As I was the last time, my feelings are mixed about doing such a long season. It still feels like the storytelling has been too much on the shaggy side, and also that we've spent too much time focusing on stories that aren't very interesting (Tommy's love triangle, which I guess is now a quadrangle) than on the ones that were more compelling (repressed feelings about 9/11 coming back to the surface).
But the other thing I wrote last time feels even truer after an episode like "David": that having so many hours to fill has given Tolan, Denis Leary and company license to do scenes that are incredibly long by modern TV drama standards. Sometimes, those elongated scenes don't work and then seem to drag on forever, like Tommy's fantasy about adult Connor coming to rob the bar. And sometimes they work but have no connection to anything that came before or after, like Garrity's penile panic from last week's episode, which was funny but felt like it could have been airlifted into any episode that season that was running short.

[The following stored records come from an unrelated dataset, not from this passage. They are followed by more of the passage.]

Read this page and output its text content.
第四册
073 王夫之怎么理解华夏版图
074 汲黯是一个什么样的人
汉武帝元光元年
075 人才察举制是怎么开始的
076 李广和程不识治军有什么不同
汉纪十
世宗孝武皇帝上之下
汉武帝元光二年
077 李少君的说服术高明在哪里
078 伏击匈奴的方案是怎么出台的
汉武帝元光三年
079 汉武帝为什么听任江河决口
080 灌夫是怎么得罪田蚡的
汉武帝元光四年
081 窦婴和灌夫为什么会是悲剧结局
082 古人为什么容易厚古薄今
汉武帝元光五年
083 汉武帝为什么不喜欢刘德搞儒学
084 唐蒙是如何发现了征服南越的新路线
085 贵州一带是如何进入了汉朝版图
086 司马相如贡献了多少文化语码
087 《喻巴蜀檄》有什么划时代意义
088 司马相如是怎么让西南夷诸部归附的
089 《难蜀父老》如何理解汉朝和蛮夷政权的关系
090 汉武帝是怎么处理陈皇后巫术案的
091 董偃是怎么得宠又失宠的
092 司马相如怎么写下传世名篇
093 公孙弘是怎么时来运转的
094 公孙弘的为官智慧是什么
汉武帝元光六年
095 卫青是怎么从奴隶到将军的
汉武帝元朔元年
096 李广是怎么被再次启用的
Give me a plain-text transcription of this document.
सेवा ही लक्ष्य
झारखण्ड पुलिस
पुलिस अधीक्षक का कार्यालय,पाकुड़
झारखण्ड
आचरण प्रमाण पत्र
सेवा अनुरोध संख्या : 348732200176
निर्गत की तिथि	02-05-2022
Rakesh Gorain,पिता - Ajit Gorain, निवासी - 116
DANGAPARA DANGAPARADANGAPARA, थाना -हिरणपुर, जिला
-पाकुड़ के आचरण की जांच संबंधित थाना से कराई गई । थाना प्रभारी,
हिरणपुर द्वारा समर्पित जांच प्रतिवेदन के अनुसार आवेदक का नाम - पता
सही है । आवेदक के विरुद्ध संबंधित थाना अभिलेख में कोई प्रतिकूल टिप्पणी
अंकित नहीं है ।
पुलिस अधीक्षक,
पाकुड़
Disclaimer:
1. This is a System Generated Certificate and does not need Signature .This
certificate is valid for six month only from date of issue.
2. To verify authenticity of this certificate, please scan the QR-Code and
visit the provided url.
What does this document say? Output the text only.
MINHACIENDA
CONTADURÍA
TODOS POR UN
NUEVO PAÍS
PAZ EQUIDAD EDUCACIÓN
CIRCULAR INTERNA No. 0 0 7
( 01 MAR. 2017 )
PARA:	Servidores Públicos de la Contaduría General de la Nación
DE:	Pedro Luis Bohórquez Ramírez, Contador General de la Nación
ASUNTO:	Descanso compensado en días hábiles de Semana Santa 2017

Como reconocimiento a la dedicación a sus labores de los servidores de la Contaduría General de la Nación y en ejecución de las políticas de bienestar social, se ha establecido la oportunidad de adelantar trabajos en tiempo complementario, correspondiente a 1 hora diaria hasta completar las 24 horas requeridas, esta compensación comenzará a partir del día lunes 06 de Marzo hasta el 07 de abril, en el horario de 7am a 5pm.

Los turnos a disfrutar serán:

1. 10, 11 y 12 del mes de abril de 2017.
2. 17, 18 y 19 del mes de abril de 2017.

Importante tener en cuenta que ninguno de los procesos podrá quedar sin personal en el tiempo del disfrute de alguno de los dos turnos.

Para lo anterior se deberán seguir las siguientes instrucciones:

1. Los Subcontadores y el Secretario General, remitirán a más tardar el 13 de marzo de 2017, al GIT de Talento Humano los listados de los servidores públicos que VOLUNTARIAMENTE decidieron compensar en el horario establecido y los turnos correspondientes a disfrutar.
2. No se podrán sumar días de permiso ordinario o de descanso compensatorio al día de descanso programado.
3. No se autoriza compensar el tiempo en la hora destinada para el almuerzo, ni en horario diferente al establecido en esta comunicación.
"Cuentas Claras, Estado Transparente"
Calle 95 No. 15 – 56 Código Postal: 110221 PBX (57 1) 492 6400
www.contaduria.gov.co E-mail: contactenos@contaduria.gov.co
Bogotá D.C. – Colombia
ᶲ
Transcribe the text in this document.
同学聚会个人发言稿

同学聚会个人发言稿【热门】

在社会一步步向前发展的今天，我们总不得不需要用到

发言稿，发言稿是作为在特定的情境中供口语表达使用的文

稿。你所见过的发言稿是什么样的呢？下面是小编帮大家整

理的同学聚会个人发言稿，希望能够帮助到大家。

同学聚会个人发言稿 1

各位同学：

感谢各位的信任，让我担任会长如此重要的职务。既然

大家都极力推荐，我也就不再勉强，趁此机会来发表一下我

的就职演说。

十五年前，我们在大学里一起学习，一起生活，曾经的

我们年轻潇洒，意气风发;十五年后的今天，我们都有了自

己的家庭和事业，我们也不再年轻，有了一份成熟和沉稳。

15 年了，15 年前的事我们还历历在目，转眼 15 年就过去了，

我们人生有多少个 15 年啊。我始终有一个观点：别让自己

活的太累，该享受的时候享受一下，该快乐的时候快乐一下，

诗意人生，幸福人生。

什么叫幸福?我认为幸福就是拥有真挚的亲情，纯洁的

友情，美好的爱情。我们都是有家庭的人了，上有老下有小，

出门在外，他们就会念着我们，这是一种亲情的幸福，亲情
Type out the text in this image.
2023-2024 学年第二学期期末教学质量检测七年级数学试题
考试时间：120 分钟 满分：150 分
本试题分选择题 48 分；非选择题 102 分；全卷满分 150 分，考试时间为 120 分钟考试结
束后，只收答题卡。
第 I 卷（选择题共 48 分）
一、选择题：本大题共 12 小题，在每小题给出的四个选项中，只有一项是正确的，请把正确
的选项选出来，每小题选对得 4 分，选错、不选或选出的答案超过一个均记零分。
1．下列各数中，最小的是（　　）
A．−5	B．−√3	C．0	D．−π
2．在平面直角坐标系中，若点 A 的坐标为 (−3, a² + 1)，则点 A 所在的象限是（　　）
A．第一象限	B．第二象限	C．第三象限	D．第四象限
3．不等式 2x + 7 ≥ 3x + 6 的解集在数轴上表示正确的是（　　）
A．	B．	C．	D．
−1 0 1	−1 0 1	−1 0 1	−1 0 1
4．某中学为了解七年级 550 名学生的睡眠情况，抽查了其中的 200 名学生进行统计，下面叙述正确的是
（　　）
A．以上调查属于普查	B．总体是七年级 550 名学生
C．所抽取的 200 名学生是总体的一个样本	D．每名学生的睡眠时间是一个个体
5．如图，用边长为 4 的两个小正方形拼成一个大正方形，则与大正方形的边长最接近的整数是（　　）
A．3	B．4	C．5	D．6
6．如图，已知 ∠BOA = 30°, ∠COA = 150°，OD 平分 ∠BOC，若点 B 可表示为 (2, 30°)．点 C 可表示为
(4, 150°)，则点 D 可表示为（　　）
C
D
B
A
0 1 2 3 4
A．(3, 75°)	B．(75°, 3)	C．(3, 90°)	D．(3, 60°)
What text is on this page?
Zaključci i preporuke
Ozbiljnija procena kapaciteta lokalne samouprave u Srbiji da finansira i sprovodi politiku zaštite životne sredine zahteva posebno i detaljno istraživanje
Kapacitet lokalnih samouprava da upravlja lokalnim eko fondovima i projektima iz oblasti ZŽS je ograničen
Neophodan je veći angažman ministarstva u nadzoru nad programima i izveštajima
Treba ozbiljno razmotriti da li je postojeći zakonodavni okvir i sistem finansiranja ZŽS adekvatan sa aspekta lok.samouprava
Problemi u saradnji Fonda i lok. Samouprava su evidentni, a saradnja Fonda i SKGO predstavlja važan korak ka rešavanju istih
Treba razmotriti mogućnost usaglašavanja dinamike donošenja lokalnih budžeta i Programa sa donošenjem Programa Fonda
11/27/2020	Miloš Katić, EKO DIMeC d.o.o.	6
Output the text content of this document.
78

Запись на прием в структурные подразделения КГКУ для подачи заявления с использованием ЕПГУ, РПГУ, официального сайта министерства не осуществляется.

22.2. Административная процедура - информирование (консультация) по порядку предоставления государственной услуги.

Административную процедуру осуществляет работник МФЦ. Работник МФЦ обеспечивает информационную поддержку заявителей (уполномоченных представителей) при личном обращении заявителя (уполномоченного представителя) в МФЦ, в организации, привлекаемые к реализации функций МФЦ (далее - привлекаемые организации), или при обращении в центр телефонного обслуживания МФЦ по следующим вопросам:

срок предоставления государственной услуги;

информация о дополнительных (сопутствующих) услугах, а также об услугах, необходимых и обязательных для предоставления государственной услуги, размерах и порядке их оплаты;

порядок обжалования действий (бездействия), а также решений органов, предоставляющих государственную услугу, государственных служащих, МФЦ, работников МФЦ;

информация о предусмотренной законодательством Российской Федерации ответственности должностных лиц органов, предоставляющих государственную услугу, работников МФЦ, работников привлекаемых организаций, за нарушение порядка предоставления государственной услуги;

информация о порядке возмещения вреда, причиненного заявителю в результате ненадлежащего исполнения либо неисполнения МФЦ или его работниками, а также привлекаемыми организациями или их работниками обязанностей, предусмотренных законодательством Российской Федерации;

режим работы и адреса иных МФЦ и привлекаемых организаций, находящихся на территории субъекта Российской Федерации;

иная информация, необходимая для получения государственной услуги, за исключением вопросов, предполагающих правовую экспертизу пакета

But when they work, and when they tie into the ongoing storylines -- as in Lou and Tommy argument gradually turning into a brawl whose duration rivaled the Rowdy Roddy Piper/Keith David fight scene from "They Live!", or as in Kelly(*) gradually deciding to give Tommy a shot at dinner -- then they're a tremendous pleasure to watch, and make me think that doing a longer season isn't such a bad idea. Maybe 18 is better than 22 -- long enough to give them freedom for scenes like this, but not so long that the story arcs are stretched out too thin -- but as we head into the home stretch of season five, I'm feeling good about the season again.
(*) How great has Maura Tierney been, by the way? Because she spent so long on "ER" playing a dark and often depressed character, it's easy to forget how funny she was on "NewsRadio," and how vibrant and sexy she can be when given the right material. One of the funnier parts of listening to the commentaries on the early "NewsRadio" DVDs is hearing, time after time, a male participant doing his first commentary track pause at his first glimpse of Tierney to say something like "Wow, Maura was really hot back then!" It happens constantly: actors, writers, and NBC executives all quickly become smitten with mid-'90s Maura. I'm glad she got to play this part before having to deal with her current medical situation, and I hope she has a good enough outcome that she can quickly get back to work on "Parenthood."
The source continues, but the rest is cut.